Pundits say that Mutt might make a Veep pick as soon as this week, and as late as the middle of next month. Why the mystery? I’ll tell you; Mutt is going to be judging the sideshow each Veep
performer candidate puts on to see if he is crazy enough.
Ohio Sen. Rob Portman stalked President Obama yesterday when he visited Cincinnati, and put a sideshow for the local media in nearby Lebanon, OH.
His song and dance was like a Karoke Special “All you can drink while listening to conservative rhetoric and racist jokes.”
Louisiana Gov. Bobby Jindal put on a fundraiser for Mutt, and invited all of the local Klan members to attend. It was a formal Southern affair, with white hood and rope neckties being mandatory.

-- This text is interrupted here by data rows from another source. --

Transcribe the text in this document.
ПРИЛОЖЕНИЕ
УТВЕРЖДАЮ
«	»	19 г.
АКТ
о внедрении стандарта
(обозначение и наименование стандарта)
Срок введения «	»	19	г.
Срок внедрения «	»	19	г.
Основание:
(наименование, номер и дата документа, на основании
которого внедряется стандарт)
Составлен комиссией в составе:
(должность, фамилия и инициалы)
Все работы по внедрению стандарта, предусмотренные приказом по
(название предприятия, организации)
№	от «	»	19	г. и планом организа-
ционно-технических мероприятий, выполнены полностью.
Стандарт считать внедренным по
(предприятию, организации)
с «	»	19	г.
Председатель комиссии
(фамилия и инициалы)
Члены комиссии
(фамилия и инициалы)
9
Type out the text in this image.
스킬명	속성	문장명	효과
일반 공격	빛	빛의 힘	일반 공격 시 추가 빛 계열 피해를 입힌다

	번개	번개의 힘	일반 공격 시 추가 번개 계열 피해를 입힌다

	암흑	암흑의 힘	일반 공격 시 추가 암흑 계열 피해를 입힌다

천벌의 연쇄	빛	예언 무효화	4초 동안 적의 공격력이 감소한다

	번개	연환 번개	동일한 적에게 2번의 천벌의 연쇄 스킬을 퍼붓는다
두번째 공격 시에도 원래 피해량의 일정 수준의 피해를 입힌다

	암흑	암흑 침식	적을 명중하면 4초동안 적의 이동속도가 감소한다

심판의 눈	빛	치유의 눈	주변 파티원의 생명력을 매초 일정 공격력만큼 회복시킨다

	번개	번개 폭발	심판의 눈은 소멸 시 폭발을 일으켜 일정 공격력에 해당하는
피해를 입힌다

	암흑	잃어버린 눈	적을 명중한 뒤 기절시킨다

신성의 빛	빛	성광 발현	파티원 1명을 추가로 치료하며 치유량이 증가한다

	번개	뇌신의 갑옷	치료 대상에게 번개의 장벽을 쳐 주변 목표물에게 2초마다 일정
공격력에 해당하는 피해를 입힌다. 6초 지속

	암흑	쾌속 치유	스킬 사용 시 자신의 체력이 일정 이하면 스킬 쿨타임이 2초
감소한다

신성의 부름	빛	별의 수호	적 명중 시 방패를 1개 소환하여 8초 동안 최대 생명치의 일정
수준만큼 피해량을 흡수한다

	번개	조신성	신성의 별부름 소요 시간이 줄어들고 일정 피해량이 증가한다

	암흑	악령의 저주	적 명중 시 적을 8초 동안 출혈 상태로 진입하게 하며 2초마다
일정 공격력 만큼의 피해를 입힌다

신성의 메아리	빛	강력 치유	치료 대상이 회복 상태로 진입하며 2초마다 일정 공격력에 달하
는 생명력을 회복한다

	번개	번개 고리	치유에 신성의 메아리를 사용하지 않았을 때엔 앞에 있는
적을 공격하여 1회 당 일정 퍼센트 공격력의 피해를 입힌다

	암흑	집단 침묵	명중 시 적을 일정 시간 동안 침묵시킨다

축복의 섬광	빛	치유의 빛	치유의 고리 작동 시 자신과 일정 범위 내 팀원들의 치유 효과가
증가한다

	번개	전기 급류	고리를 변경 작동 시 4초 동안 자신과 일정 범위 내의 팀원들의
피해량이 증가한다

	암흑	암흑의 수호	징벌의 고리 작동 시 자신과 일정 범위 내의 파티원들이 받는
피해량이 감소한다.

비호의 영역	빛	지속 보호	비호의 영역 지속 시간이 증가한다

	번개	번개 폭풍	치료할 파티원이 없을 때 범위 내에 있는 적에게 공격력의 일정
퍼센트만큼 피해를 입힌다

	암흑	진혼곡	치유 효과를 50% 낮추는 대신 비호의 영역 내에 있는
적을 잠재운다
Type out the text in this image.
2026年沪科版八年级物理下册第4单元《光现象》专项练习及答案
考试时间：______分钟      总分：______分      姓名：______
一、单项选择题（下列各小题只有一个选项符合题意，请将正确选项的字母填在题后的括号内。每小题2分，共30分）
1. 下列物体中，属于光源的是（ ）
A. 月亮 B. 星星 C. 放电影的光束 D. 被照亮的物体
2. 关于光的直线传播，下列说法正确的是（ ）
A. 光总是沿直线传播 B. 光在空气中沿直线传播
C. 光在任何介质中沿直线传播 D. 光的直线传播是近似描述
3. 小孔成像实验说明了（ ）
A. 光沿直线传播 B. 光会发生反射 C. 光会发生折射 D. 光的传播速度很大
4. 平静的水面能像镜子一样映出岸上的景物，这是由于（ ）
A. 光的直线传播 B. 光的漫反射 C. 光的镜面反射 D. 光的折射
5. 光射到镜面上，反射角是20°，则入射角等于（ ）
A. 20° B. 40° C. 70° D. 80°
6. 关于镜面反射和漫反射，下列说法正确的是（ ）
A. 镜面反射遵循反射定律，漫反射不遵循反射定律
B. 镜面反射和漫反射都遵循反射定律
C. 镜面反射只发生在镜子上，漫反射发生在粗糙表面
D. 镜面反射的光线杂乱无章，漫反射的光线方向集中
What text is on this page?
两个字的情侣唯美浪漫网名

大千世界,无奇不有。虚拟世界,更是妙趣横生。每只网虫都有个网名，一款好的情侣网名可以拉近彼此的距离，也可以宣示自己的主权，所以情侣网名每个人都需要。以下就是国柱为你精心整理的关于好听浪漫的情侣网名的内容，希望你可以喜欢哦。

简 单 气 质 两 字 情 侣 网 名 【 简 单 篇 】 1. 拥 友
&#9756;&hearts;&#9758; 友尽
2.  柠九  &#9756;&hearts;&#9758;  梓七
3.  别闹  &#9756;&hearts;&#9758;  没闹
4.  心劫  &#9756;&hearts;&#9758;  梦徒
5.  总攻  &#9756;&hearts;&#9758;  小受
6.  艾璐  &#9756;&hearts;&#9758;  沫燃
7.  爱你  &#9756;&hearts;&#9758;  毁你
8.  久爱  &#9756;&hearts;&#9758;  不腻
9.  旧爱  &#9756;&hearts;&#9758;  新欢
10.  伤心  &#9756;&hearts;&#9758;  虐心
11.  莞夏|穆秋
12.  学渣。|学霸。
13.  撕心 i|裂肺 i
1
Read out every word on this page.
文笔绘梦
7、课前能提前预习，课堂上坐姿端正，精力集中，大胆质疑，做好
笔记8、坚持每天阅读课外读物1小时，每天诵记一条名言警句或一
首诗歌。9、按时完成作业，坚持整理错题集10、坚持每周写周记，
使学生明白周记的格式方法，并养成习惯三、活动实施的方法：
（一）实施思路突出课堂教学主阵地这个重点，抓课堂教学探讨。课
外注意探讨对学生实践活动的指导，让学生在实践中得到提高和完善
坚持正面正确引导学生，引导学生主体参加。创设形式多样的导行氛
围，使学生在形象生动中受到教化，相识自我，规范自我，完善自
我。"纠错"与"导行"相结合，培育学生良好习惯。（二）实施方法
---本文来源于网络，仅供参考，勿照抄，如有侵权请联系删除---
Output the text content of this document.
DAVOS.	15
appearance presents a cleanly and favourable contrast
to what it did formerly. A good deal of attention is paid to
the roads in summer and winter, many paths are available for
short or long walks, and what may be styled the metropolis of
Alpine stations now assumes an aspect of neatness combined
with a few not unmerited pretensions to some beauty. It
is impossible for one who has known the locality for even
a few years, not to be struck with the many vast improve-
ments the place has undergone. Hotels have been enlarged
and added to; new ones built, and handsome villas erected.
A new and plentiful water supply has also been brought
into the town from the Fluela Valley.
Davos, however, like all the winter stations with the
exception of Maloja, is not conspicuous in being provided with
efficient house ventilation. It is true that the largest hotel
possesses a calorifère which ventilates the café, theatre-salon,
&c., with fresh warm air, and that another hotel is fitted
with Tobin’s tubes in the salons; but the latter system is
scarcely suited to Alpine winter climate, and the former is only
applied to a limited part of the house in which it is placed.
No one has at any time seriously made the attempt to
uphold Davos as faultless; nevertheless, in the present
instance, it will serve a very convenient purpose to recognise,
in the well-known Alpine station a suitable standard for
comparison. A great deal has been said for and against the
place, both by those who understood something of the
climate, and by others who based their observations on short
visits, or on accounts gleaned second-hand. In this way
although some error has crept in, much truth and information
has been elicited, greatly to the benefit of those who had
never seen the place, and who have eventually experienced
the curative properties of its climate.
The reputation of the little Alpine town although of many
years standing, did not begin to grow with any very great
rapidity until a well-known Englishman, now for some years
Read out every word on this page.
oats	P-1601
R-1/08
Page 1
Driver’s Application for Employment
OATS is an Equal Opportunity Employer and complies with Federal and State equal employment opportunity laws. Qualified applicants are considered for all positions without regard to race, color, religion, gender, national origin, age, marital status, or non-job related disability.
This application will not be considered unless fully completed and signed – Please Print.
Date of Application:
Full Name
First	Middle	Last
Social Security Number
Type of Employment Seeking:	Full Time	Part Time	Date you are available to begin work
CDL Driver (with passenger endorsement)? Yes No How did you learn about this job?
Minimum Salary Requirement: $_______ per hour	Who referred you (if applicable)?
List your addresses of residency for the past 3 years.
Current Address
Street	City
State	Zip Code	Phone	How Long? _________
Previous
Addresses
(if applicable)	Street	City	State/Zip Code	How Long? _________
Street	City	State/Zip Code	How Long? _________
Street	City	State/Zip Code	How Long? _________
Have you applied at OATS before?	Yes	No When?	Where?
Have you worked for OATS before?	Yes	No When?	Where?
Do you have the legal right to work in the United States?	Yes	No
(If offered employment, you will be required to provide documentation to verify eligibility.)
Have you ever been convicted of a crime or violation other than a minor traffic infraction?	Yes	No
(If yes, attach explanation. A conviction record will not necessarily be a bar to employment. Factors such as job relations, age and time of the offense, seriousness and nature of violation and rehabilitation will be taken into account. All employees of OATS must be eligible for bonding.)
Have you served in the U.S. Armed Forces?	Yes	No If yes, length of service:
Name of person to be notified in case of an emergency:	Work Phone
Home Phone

Today, New Jersey Gov. Chris Christie will be sucking up to Romney big time by hosting two (yes, count em, two) fundraisers - in Atlanta and DC - with the help of his Casino, and corporate, connections.
The rumor is that the Koch brothers will make a surprise appearance at one of them, and will pass out political appointments to grease Mutt’s way to the White House.
I don’t know about you, but I can just feel the excitement brewing on the dark side (Get Our Piece Party) at the prospect of putting a puppet alongside Mutt.